Liguriana

di Marino Magliani

Quando Italo Calvino morì avevo venticinque anni e immagino di non averlo saputo, nel senso che non ricevevo notizie del genere, guardavo poco la televisione e non compravo giornali italiani. Avevo letto in maniera molto disordinata da ragazzo e da giovanotto, in giro per il mondo, le mie abitudini non erano cambiate, forse sapevo giusto che Calvino era ligure, di Sanremo, che era stato partigiano. Tutto lì. Ma scoprire che un grande scrittore italiano, forse il più grande del secolo, se ne fosse andato era quanto di più improbabile mi potesse capitare allora.
Era il settembre del 1985, quando Calvino morì, e io mi trovavo in Spagna ormai da alcuni anni, vivevo rigorosamente di notte e d’estate, spostandomi dal caldo della Costa Brava a quello dell’inverno canario o verso estati australi. Fin quando, non subito, con la fine delle isole non si concluse per forza anche quel genere di vita. Stanco di sole e di luna, desideravo più che altro fermarmi lungo qualche costa grigia del Nord Europa. A leggere, finalmente, e in seguito a decidere di scrivere.

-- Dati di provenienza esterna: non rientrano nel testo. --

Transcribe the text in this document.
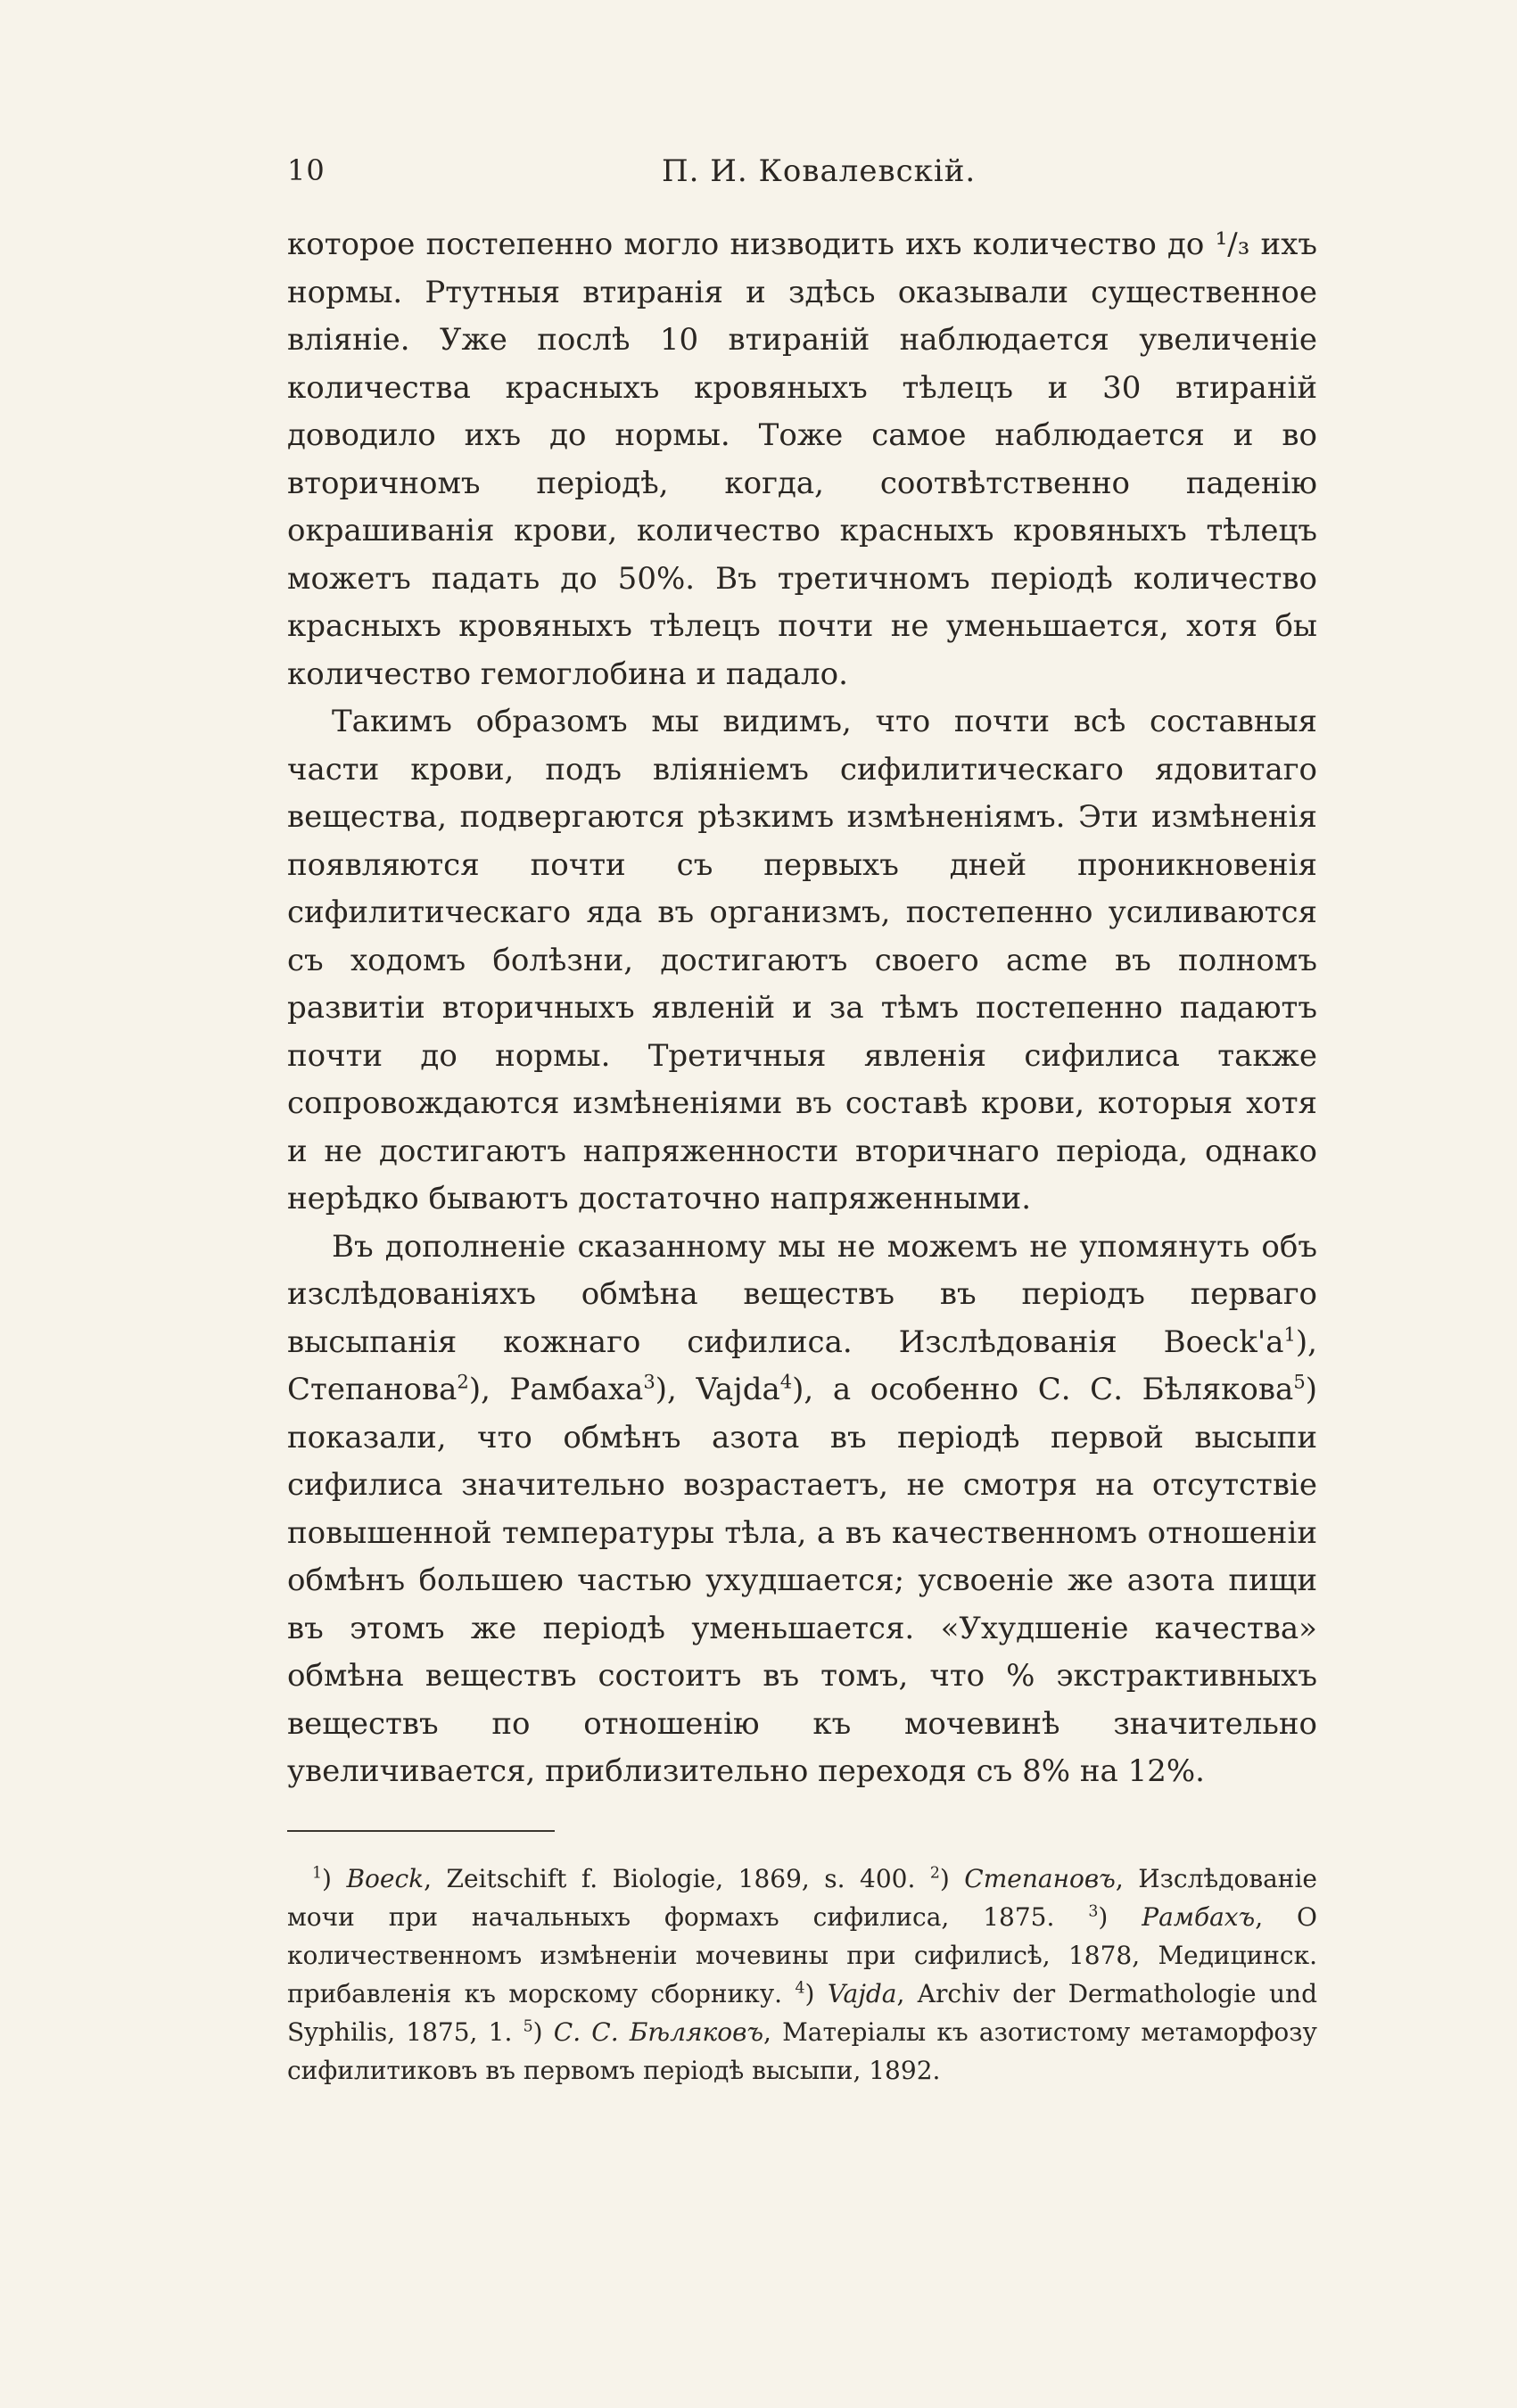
10	П. И. Ковалевскій.

которое постепенно могло низводить ихъ количество до ¹/₃ ихъ нормы. Ртутныя втиранія и здѣсь оказывали существенное вліяніе. Уже послѣ 10 втираній наблюдается увеличеніе количества красныхъ кровяныхъ тѣлецъ и 30 втираній доводило ихъ до нормы. Тоже самое наблюдается и во вторичномъ періодѣ, когда, соотвѣтственно паденію окрашиванія крови, количество красныхъ кровяныхъ тѣлецъ можетъ падать до 50%. Въ третичномъ періодѣ количество красныхъ кровяныхъ тѣлецъ почти не уменьшается, хотя бы количество гемоглобина и падало.

Такимъ образомъ мы видимъ, что почти всѣ составныя части крови, подъ вліяніемъ сифилитическаго ядовитаго вещества, подвергаются рѣзкимъ измѣненіямъ. Эти измѣненія появляются почти съ первыхъ дней проникновенія сифилитическаго яда въ организмъ, постепенно усиливаются съ ходомъ болѣзни, достигаютъ своего acme въ полномъ развитіи вторичныхъ явленій и за тѣмъ постепенно падаютъ почти до нормы. Третичныя явленія сифилиса также сопровождаются измѣненіями въ составѣ крови, которыя хотя и не достигаютъ напряженности вторичнаго періода, однако нерѣдко бываютъ достаточно напряженными.

Въ дополненіе сказанному мы не можемъ не упомянуть объ изслѣдованіяхъ обмѣна веществъ въ періодъ перваго высыпанія кожнаго сифилиса. Изслѣдованія $Boeck'a^1$), Степанова$^2$), Рамбаха$^3$), Vajda$^4$), а особенно С. С. Бѣлякова$^5$) показали, что обмѣнъ азота въ періодѣ первой высыпи сифилиса значительно возрастаетъ, не смотря на отсутствіе повышенной температуры тѣла, а въ качественномъ отношеніи обмѣнъ большею частью ухудшается; усвоеніе же азота пищи въ этомъ же періодѣ уменьшается. «Ухудшеніе качества» обмѣна веществъ состоитъ въ томъ, что % экстрактивныхъ веществъ по отношенію къ мочевинѣ значительно увеличивается, приблизительно переходя съ 8% на 12%.

$^1$) Boeck, Zeitschift f. Biologie, 1869, s. 400. $^2$) Степановъ, Изслѣдованіе мочи при начальныхъ формахъ сифилиса, 1875. $^3$) Рамбахъ, О количественномъ измѣненіи мочевины при сифилисѣ, 1878, Медицинск. прибавленія къ морскому сборнику. $^4$) Vajda, Archiv der Dermathologie und Syphilis, 1875, 1. $^5$) С. С. Бѣляковъ, Матеріалы къ азотистому метаморфозу сифилитиковъ въ первомъ періодѣ высыпи, 1892.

Nel 1985 Francesco Biamonti aveva pubblicato solo L’Angelo di Avrigue e qualche racconto sparso negli anni Sessanta. Biamonti è morto nel 2001, autore di quattro romanzi, e io a quel punto ero già diventato padre, scrittore di poche cose nascoste e traduttore. Se è quindi molto naturale che non abbia fatto in tempo a conoscere personalmente Calvino (in realtà non sarebbe stato neanche così facile, non viveva più a Sanremo, ma si divideva tra soggiorni torinesi, romani e la sua casa toscana, tra le pinete, che è stata la sua ultima residenza), è invece abbastanza strano che io non abbia mai incontrato Biamonti. L’ho detto, traducevo e scrivevo da tempo, pubblicando libretti rigorosamente distribuiti tra Porto Maurizio e Oneglia, e tornavo in Liguria almeno un paio di volte all’anno. Lui negli anni Novanta viveva, come sempre, dove era nato e dove poi morì, a San Biagio della Cima, ai confini con la Francia. La rupe che guardava la sua campagna e la sua casa di paese distava un pugno di vallate dalla mia. Ci eravamo però sentiti al telefono, mia madre alla fine del millennio era molto fragile, e neanche per Francesco le cose andavano bene. Poco tempo prima che morisse ero riuscito a farlo invitare all’Istituto italiano di Amsterdam, poi non c’era stato più tempo.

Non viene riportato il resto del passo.